All of her fictions, with their intensely romantic emphasis on the Gothic and the supernatural, with their intense sexuality (not always detected or acknowledged by contemporary readers — Queen Victoria called Jane Eyre “really a wonderful book,” which she would certainly not have done had she really understood it) their implicit satire, and their emphasis on the sustaining power of the inner life of the imagination, are autobiographical, at least in a psychological sense. The only great passion of her life was a guilty and a doomed one one: as his pupil in Brussels she fell in love with M. Heger, a married man with a large family, and her love was not reciprocated. It is no accident that all of her novels are secretly fairy tales, variations on the Cinderella theme. Her adolescent fantasies set in the imaginary country called, significantly, Angria, were reworked, as she matured, into great novels, all of them concerned with doomed, ardent, sensitive, lonely, passionate heroines who are versions of herself. Rather unfairly, Matthew Arnold, after reading Villette, wrote that her mind “contained nothing but hunger, rebellion, and rage”: Virginia Woolf, more perceptively, suggested that “All her force, and it is the more tremendous for being constricted, goes into the assertion, “I love,” “I hate,” “I suffer.”
In a very real sense Charlotte’s life was spent in mourning, in a struggle against the grim realities which surrounded her — abandonment, brutalization, emotional deprivation, death (during her life she was forced to confront the traumatic loss of her mother, her four sisters, and her brother) and the search for reality, for her own identity.

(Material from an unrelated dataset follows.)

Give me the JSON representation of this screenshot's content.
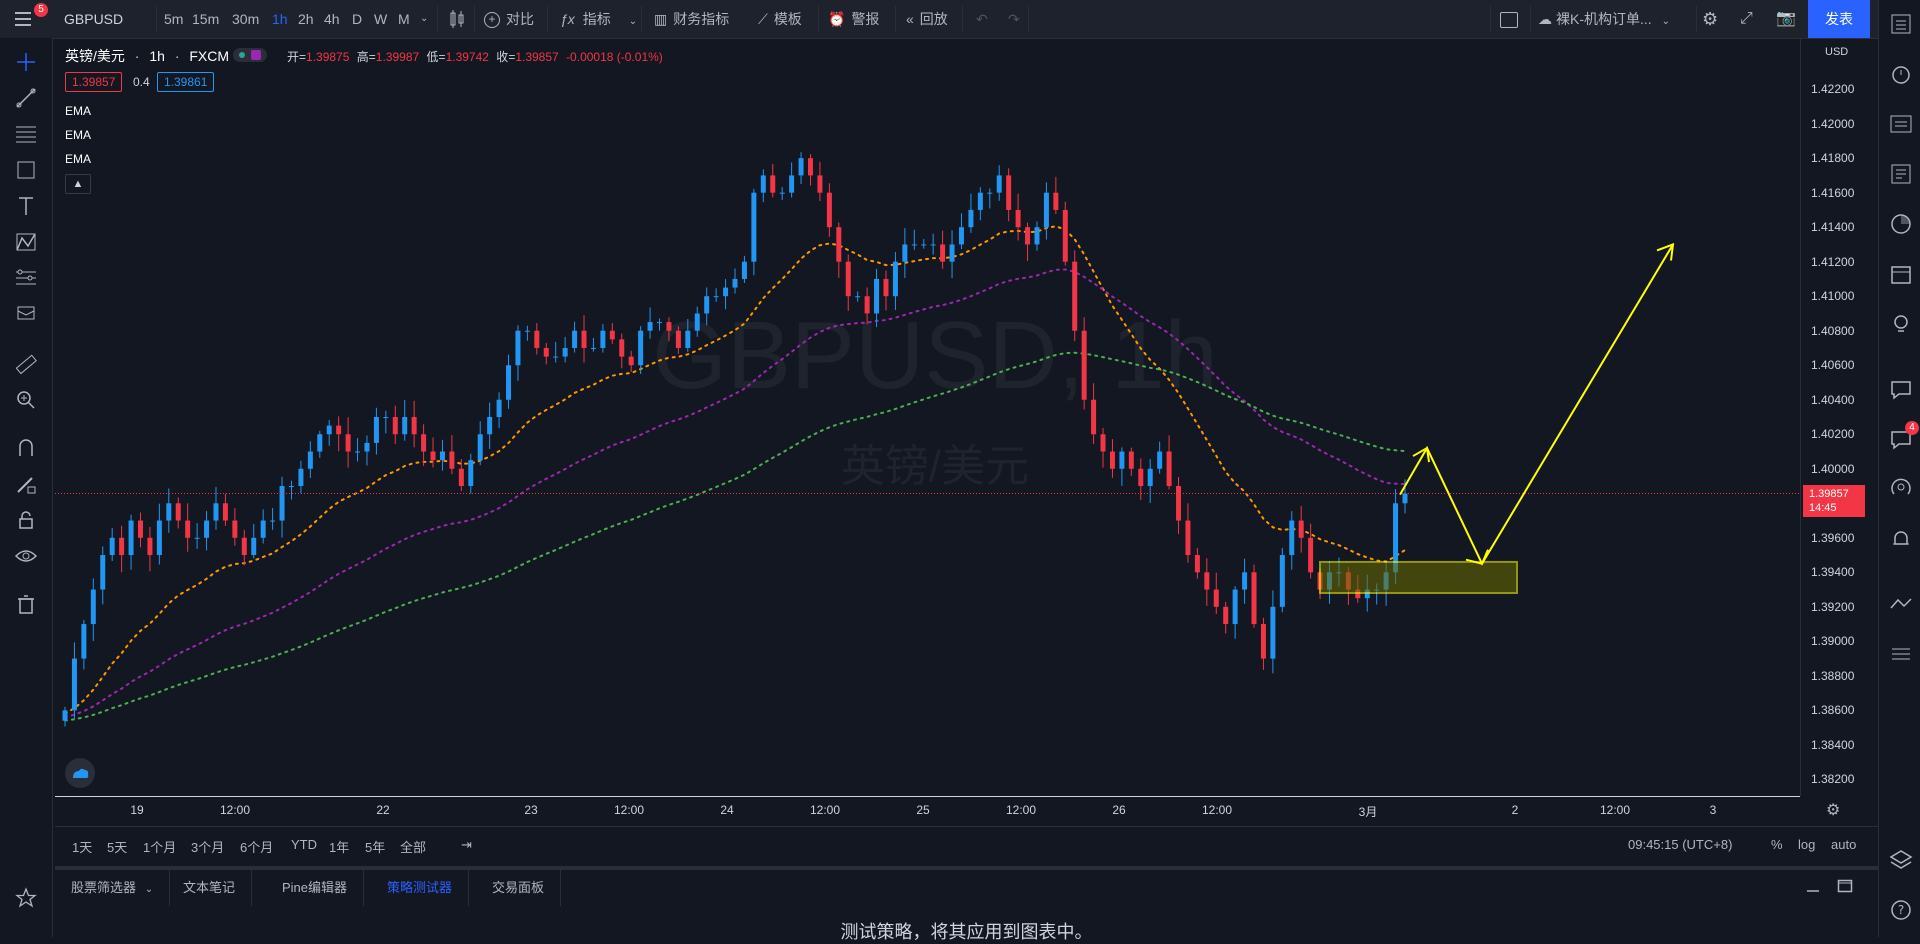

She wrote because writing provided her with a psychological release: life without composition was unthinkable to her. Full of manifestations of her sense of deprivation, tension, and repression, her creative work — intuitively, almost unconscously — came more and more to provide her with a means of “filling the time which spreads between me and the grave,” as one of her characters puts it. She saw only one escape from the trials of life, the one which her sisters and brother had already taken and the one which she eventually chose for herself. Vehemently anti-Calvinistic, she was nevertheless frequently preoccupied with a fear of damnation, but in the end she seems to have chosen death as an alternative to life. Her triumph lay in her ability to employ her remarkable creative powers to transmute her own experiences into great art, but also in her ability to survive for as long as she did in a world which was, so far as her own life was concerned, almost unbelievably burdened with great sorrow and with genuine tragedy.